MARÍA TOMÁS
Es materia del Congreso, pero para expandir la sensibilización sobre un tema de gran complejidad técnica y especialmente desconocido, la Comisión Española de Ayuda al Refugiado (CEAR) ha organizado en el Club Diario Levante un debate sobre El derecho de asilo en España. La participación de cuatro diputados de los partidos con representación en las Corts animaba a CEAR a reclamar in situ una declaración institucional en defensa del derecho al asilo. Los diputados se comprometieron públicamente a hacerlo posible «siempre que quien tiene mayoría absoluta quiera».
El compromiso ha sido acogido con optimismo por CEAR. «Estamos en plazo para que sea una ley de consenso y lo más garantista posible», señalaba el especialista jurídico Jaume Durà.

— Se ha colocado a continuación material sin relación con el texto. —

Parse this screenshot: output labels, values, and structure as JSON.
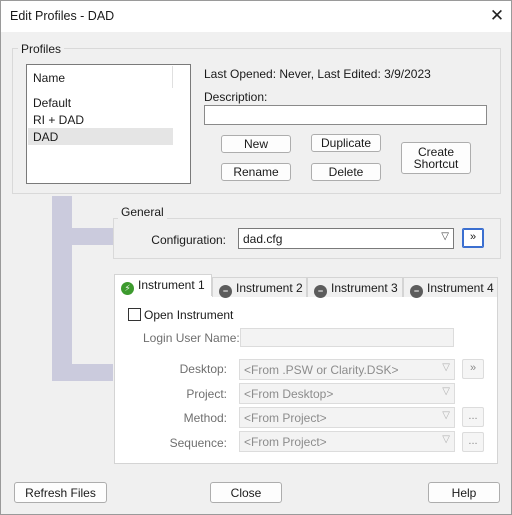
{
  "window": {
    "title": "Edit Profiles - DAD"
  },
  "icons": {
    "close": "close-icon",
    "dropdown": "chevron-down-icon",
    "instrument_active": "lightning-icon",
    "instrument_inactive": "minus-circle-icon"
  },
  "colors": {
    "accent": "#3b6fd0",
    "active_instrument": "#3d9a2e",
    "inactive_instrument": "#5c5c5c",
    "connector": "#cbcbdd"
  },
  "profiles": {
    "group_label": "Profiles",
    "list_header": "Name",
    "items": [
      "Default",
      "RI + DAD",
      "DAD"
    ],
    "selected": "DAD",
    "info": "Last Opened: Never, Last Edited: 3/9/2023",
    "description_label": "Description:",
    "description_value": "",
    "buttons": {
      "new": "New",
      "duplicate": "Duplicate",
      "rename": "Rename",
      "delete": "Delete",
      "create_shortcut_line1": "Create",
      "create_shortcut_line2": "Shortcut"
    }
  },
  "general": {
    "group_label": "General",
    "configuration_label": "Configuration:",
    "configuration_value": "dad.cfg",
    "expand_button": "»"
  },
  "instruments": {
    "tabs": [
      "Instrument 1",
      "Instrument 2",
      "Instrument 3",
      "Instrument 4"
    ],
    "active_tab": "Instrument 1",
    "open_instrument_label": "Open Instrument",
    "open_instrument_checked": false,
    "login_label": "Login User Name:",
    "login_value": "",
    "desktop_label": "Desktop:",
    "desktop_value": "<From .PSW or Clarity.DSK>",
    "desktop_button": "»",
    "project_label": "Project:",
    "project_value": "<From Desktop>",
    "method_label": "Method:",
    "method_value": "<From Project>",
    "method_button": "...",
    "sequence_label": "Sequence:",
    "sequence_value": "<From Project>",
    "sequence_button": "..."
  },
  "footer": {
    "refresh": "Refresh Files",
    "close": "Close",
    "help": "Help"
  }
}
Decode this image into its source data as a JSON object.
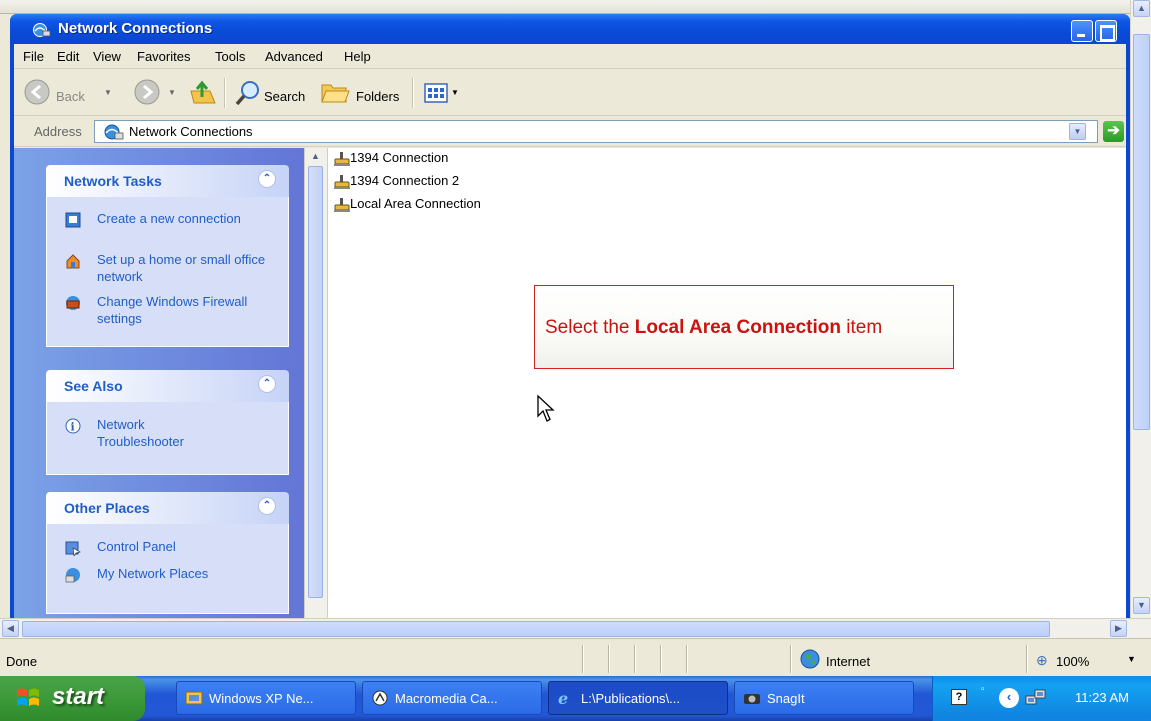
{
  "window": {
    "title": "Network Connections"
  },
  "menu": [
    "File",
    "Edit",
    "View",
    "Favorites",
    "Tools",
    "Advanced",
    "Help"
  ],
  "toolbar": {
    "back": "Back",
    "search": "Search",
    "folders": "Folders"
  },
  "address": {
    "label": "Address",
    "value": "Network Connections"
  },
  "panels": {
    "network_tasks": {
      "title": "Network Tasks",
      "items": [
        "Create a new connection",
        "Set up a home or small office network",
        "Change Windows Firewall settings"
      ]
    },
    "see_also": {
      "title": "See Also",
      "items": [
        "Network Troubleshooter"
      ]
    },
    "other_places": {
      "title": "Other Places",
      "items": [
        "Control Panel",
        "My Network Places"
      ]
    }
  },
  "connections": [
    "1394 Connection",
    "1394 Connection 2",
    "Local Area Connection"
  ],
  "callout": {
    "prefix": "Select the ",
    "emphasis": "Local Area Connection",
    "suffix": " item"
  },
  "status": {
    "text": "Done",
    "zone": "Internet",
    "zoom": "100%"
  },
  "taskbar": {
    "start": "start",
    "buttons": [
      "Windows XP Ne...",
      "Macromedia Ca...",
      "L:\\Publications\\...",
      "SnagIt"
    ],
    "clock": "11:23 AM"
  },
  "colors": {
    "title_bar": "#0a4bd8",
    "task_link": "#215dc6",
    "callout_text": "#cc1111",
    "start_button": "#3c9a39"
  },
  "icons": [
    "network-connections-icon",
    "back-arrow-icon",
    "forward-arrow-icon",
    "up-folder-icon",
    "search-icon",
    "folders-icon",
    "views-icon",
    "go-arrow-icon",
    "network-cable-icon",
    "globe-icon",
    "zoom-icon",
    "windows-flag-icon",
    "clock-icon"
  ]
}
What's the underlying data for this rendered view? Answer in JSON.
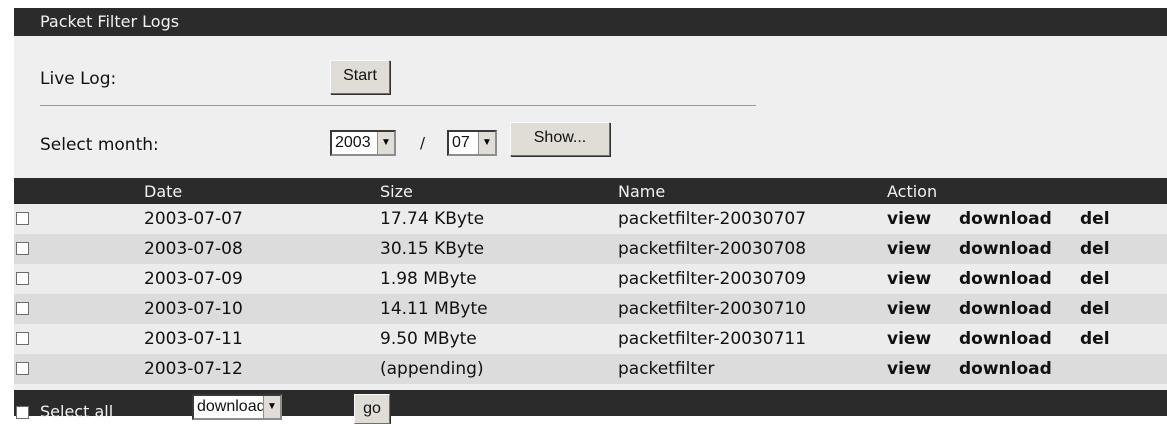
{
  "panel": {
    "title": "Packet Filter Logs"
  },
  "live_log": {
    "label": "Live Log:",
    "start_label": "Start"
  },
  "month_select": {
    "label": "Select month:",
    "year": "2003",
    "separator": "/",
    "month": "07",
    "show_label": "Show..."
  },
  "table": {
    "headers": {
      "date": "Date",
      "size": "Size",
      "name": "Name",
      "action": "Action"
    },
    "rows": [
      {
        "date": "2003-07-07",
        "size": "17.74 KByte",
        "name": "packetfilter-20030707",
        "view": "view",
        "download": "download",
        "del": "del"
      },
      {
        "date": "2003-07-08",
        "size": "30.15 KByte",
        "name": "packetfilter-20030708",
        "view": "view",
        "download": "download",
        "del": "del"
      },
      {
        "date": "2003-07-09",
        "size": "1.98 MByte",
        "name": "packetfilter-20030709",
        "view": "view",
        "download": "download",
        "del": "del"
      },
      {
        "date": "2003-07-10",
        "size": "14.11 MByte",
        "name": "packetfilter-20030710",
        "view": "view",
        "download": "download",
        "del": "del"
      },
      {
        "date": "2003-07-11",
        "size": "9.50 MByte",
        "name": "packetfilter-20030711",
        "view": "view",
        "download": "download",
        "del": "del"
      },
      {
        "date": "2003-07-12",
        "size": "(appending)",
        "name": "packetfilter",
        "view": "view",
        "download": "download",
        "del": ""
      }
    ]
  },
  "footer": {
    "select_all": "Select all",
    "action_value": "download",
    "go_label": "go"
  },
  "icons": {
    "dropdown": "chevron-down-icon",
    "checkbox": "checkbox-icon"
  },
  "colors": {
    "bar_dark": "#2b2b2b",
    "row_light": "#ececec",
    "row_mid": "#dcdcdc",
    "panel_bg": "#efefef"
  }
}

El proyecto de la nueva ley pasará a la comisión del Congreso la semana próxima y supone «un retroceso en garantías y derechos hasta ahora reconocidos». Entre otros, por la Convención de Ginebra de 1951 (uno de los mecanismos de Europa para paliar las consecuencias de la Segunda Guerra Mundial), el artículo 13.4 de la Constitución y otras obligaciones adquiridas por España en derechos humanos. De la nueva ley son «especialmente preocupantes» la devaluación del papel del ACNUR, la lista de «países seguros» o la eliminación de la posibilidad de solicitar asilo en las misiones diplomáticos españolas.

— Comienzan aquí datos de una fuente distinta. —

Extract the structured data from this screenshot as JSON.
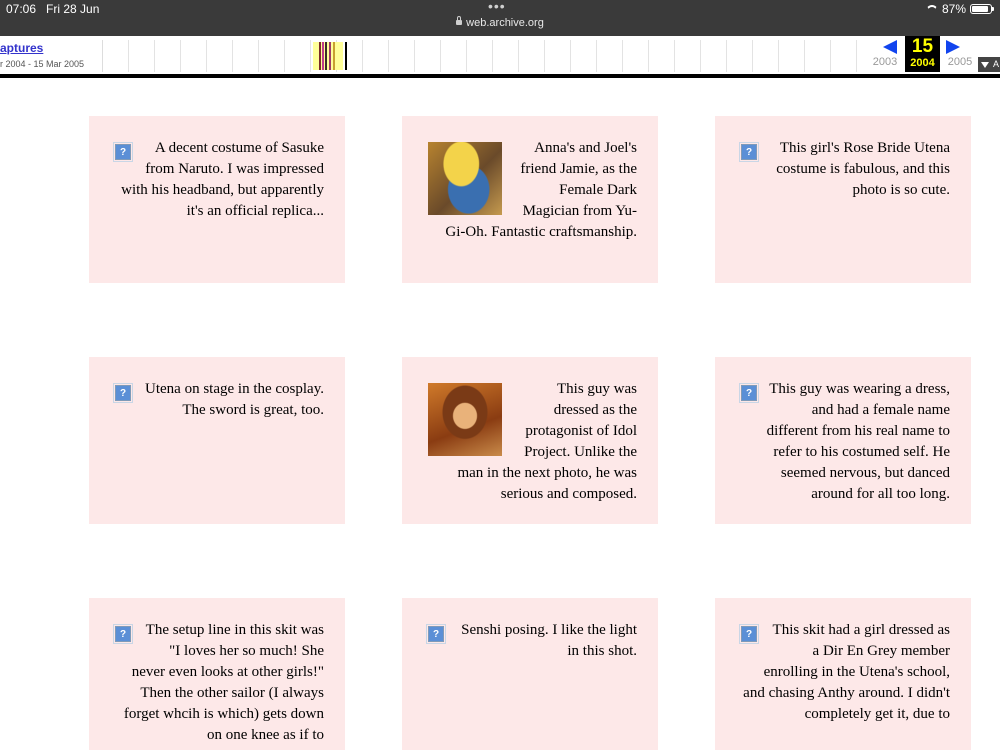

La diputada del PP, Marisol Llinares, y la del PSPV, Clara Tirado, se mostraron a favor de la reforma en aras de armonizar la legislación de la UE. Según Tirado, «impulsando, hasta 2013, un avance en estándares de protección más elevados de igualdad y solidaridad», dijo, «entre los Estados miembros».
Glòria Marcos (EU) y Josep M. Pañella (Bloc) rechazaron una reforma que «no está diseñada para incrementar la protección internacional» y recordaron que «no hay razón legal» para restringir aún más este derecho. La armonización europea no obliga a legislar por debajo de las leyes estatales y menos, pasando por encima de Ginebra.
«Es una excusa falsa y aparece en un contexto de una hegemonía de valores cada vez más a la derecha en Europa», afirmaba Marcos. Se refería al refuerzo del control de las fronteras y al recién aprobado Pacto Europeo sobre Inmigración y Asilo. «El Estado asume ser el guardián de la frontera sur del imperio y lo hace de forma vergonzosa para un partido que se reclama de izquierdas», añadía.
¿Hacia dónde va Europa?
Josep M. Pañella reflexionaba: «Si esto lo marca una directiva , hay que preguntase hacia dónde va Europa y si consolida intereses económicos o derechos sociales.» El diputado del Bloc apuntó que de lo que se trata es de «una reducción de los derechos de las personas que no son de este primer mundo». Y, entre otras cosas, se recordó que en mayo, PP y PSOE se aliaban para recortar la Ley de Justicia Universal.
Tirado mostró su aceptación de las propuestas y respondió que «en ningún caso se va a sacrificar el derecho al asilo en aras de la lucha contra la inmigración clandestina». Dos conceptos, refugiados e inmigrantes, que la diputada del PP no veía razón para unir. El momento era contestado por Marcos: «Hablamos de personas. Olvidamos que nosotros también fuimos inmigrantes.» A lo que Llinares respondía «las circunstancias diferentes». Su partido, el PP, ha presentado 43 enmiendas al proyecto de ley e insta al PSPV a contar con las organizaciones. «Es necesario que los políticos no hagamos oídos sordos», dijo.